Synopses & Reviews
Sixteen-year-old Angie is called "Lezzylard" by her classmates. Her best friend Shelby is an out dyke in a working-class suburb of St. Louis in the 1980s while the third member of their trio can't shoplift because security guards always fixate on her one enormous breast. Angie's mother is marrying a man with a sleazy mustache who puts up NASCAR posters in the living room while her friend Inez, the school's pot dealer and sometime "beer whore," stands outside convenience stories, pretending to talk on payphones in order to yell things like, "I'm not having your RAPE BABY, DAD! Give me the money for an abortion or I'm gonna have you KILLED!" Inez, it turns out, is also on a diet.
Angie is teased by classmates, then platonically seduced by the prettiest girl in school, who is anorexic and wants to make imaginary grocery lists with her.
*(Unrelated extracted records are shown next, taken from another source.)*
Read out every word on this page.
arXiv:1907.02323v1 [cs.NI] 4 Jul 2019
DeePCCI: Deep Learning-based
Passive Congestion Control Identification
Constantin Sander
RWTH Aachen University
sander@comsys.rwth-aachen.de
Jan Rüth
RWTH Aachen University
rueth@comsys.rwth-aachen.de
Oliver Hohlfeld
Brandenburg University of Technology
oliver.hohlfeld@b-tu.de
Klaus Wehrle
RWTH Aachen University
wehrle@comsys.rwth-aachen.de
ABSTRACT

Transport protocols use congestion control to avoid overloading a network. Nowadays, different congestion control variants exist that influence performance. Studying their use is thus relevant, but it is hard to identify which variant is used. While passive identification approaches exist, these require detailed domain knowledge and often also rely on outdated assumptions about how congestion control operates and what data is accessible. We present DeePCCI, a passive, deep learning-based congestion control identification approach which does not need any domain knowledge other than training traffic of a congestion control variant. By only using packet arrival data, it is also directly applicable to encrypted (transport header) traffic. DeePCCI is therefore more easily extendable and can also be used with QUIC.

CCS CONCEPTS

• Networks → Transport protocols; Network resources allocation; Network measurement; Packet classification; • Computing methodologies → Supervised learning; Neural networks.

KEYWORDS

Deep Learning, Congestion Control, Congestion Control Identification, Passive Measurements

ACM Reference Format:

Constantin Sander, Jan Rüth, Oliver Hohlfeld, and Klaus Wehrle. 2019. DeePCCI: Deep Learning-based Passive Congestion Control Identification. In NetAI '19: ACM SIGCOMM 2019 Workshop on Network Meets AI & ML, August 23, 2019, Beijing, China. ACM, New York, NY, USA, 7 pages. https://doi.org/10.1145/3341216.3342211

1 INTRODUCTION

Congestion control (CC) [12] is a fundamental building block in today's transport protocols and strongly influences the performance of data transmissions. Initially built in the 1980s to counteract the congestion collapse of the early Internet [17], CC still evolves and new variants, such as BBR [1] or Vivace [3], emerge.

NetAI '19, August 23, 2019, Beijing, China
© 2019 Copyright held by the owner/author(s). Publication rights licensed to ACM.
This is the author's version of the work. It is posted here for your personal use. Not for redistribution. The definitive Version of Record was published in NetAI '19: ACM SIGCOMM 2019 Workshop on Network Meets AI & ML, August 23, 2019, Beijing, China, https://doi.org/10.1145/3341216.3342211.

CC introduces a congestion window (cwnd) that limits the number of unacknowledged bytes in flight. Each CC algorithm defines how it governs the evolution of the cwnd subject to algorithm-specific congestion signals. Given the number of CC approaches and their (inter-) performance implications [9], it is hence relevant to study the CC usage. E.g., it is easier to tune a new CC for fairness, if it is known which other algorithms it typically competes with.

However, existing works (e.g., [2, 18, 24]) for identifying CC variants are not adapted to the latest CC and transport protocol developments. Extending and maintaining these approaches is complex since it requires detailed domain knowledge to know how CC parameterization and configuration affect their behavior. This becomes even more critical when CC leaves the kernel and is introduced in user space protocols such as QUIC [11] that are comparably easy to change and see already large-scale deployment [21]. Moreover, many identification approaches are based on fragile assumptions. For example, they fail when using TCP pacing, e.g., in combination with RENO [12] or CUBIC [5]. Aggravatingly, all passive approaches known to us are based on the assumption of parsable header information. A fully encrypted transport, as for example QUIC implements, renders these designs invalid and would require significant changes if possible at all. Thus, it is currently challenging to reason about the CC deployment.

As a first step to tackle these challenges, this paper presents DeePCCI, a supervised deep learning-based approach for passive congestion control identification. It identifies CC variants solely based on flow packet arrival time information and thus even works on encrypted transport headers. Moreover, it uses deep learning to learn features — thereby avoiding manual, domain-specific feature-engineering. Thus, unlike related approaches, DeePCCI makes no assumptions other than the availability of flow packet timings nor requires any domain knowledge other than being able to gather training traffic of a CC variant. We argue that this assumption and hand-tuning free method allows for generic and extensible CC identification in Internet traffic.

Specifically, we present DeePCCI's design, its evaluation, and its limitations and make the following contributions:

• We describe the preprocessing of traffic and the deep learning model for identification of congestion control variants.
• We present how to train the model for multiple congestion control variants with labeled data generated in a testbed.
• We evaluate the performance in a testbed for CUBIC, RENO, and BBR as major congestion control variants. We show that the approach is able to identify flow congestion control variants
To top it off, she told fat-baiting Mindy Overton to "just puke up your lunch a kill yourself already," prompting the school's most brutal popular kids to decide she needs to be taken down a notch. Just how is Angie supposed to get though the next two months?
Complete with acid-dealing high schoolers and characters obsessed with FDS "pussy deodorant," Manstealing for Fat Girls takes Mean Girls and makes it scarier and funnier, more political and closer to the bone.
Review
"The dialogue and social situations, as well as Angie's narration, are astonishingly realistic, and without sensationalizing, Embree writes in frank, explicit language about her teen characters' friendships, insecurities, first sex, and fantasies..." Booklist
Review
"There is the beginning of a much better book here, but readers who identify with the characters' outsider status...probably won't care. Sure to be shoplifted by teen delinquents, but also has a shot at adult cult status." Kirkus Reviews
Review
"Captures the free-fall, occasionally magical hell of being a freak in high school as well as anything I've ever read." Poppy Z. Brite, author of Liquor and Prime
Review
"You could say that Michelle Embree's writing is 'fierce' or 'honest' or 'gritty'...or you could just cut the bullshit and say that it's really fucking good. This is the new Paula Danziger." Zoe Trope, author of Please Don't Kill the Freshman
Review
"Michelle Embree prods the messy, bleeding heart of the teenage wasteland, bringing us a cast of high school misfits, all way too real and full of the brutal smarts and hilarity possessed by resilient outsider kids. I totally loved it." Michelle Tea, author of Valencia
Review
"Michelle Embree's Manstealing for Fat Girls just might be the love child of John Waters and John Hughes. A wickedly brilliant debut that captures picture-perfect the horrors of middle-American teen angst." Felicia Luna Lemus, author of Trace Elements of Random Tea Parties
Review
"Michelle Embree is a writer whose eye for detail, ear for dialogue, and feeling for the most complicated human emotions could only have resulted from that equally complicated potion that is compassion, pride, humility and curiosity. I wish there were books like this when I was growing up books that dealt with issues of class, ethnicity, gender and sexuality, both intelligently and unabashedly, within the contemporary culture. Beautifully and honestly written." Michael Turner, author of the Pornographer's Poem
Synopsis
This off-kilter novel centers on three girls who are definitely not part of the in crowd: one's fat, one's a dyke, and one is missing a breast. Nicknamed "Lezzylard" by her classmates, Angie is seduced by the prettiest girl in school, an anorexic who just wants to make imaginary grocery lists. Inez, the school's pot dealer, can't shoplift because security guards are mesmerized by her single enormous breast. Shelby and Angie can't be together, because then everyone will think Angie's only a dyke because she's too fat to get a guy. Manstealing for Fat Girls explodes the locus where patriarchal and class violence intersect, while embracing all that is magical and dangerous about adolescence. Set in a working class suburb of St. Louis in the 1980s, the book is replete with music and pop culture references of the era, but the bullying, lunch table treachery, and desperate desire to fit in ring true for every generation.
About the Author
Michelle Embree grew up in a working-class suburb of St. Louis, where she dropped out of high school in the 9th grade. She later obtained her GED and attended small, classically oriented McKendree College where she earned her BA in Sociology and Philosophy. She has published articles on philosophy, media and feminism, as well as the fiction zine A Zillion Chronicles of Near Love. Michelle Embree lives in New Orleans with her beloved Chihuahua-Pomerian mix, Mr. Pickles. Manstealing for Fat Girls is her first novel.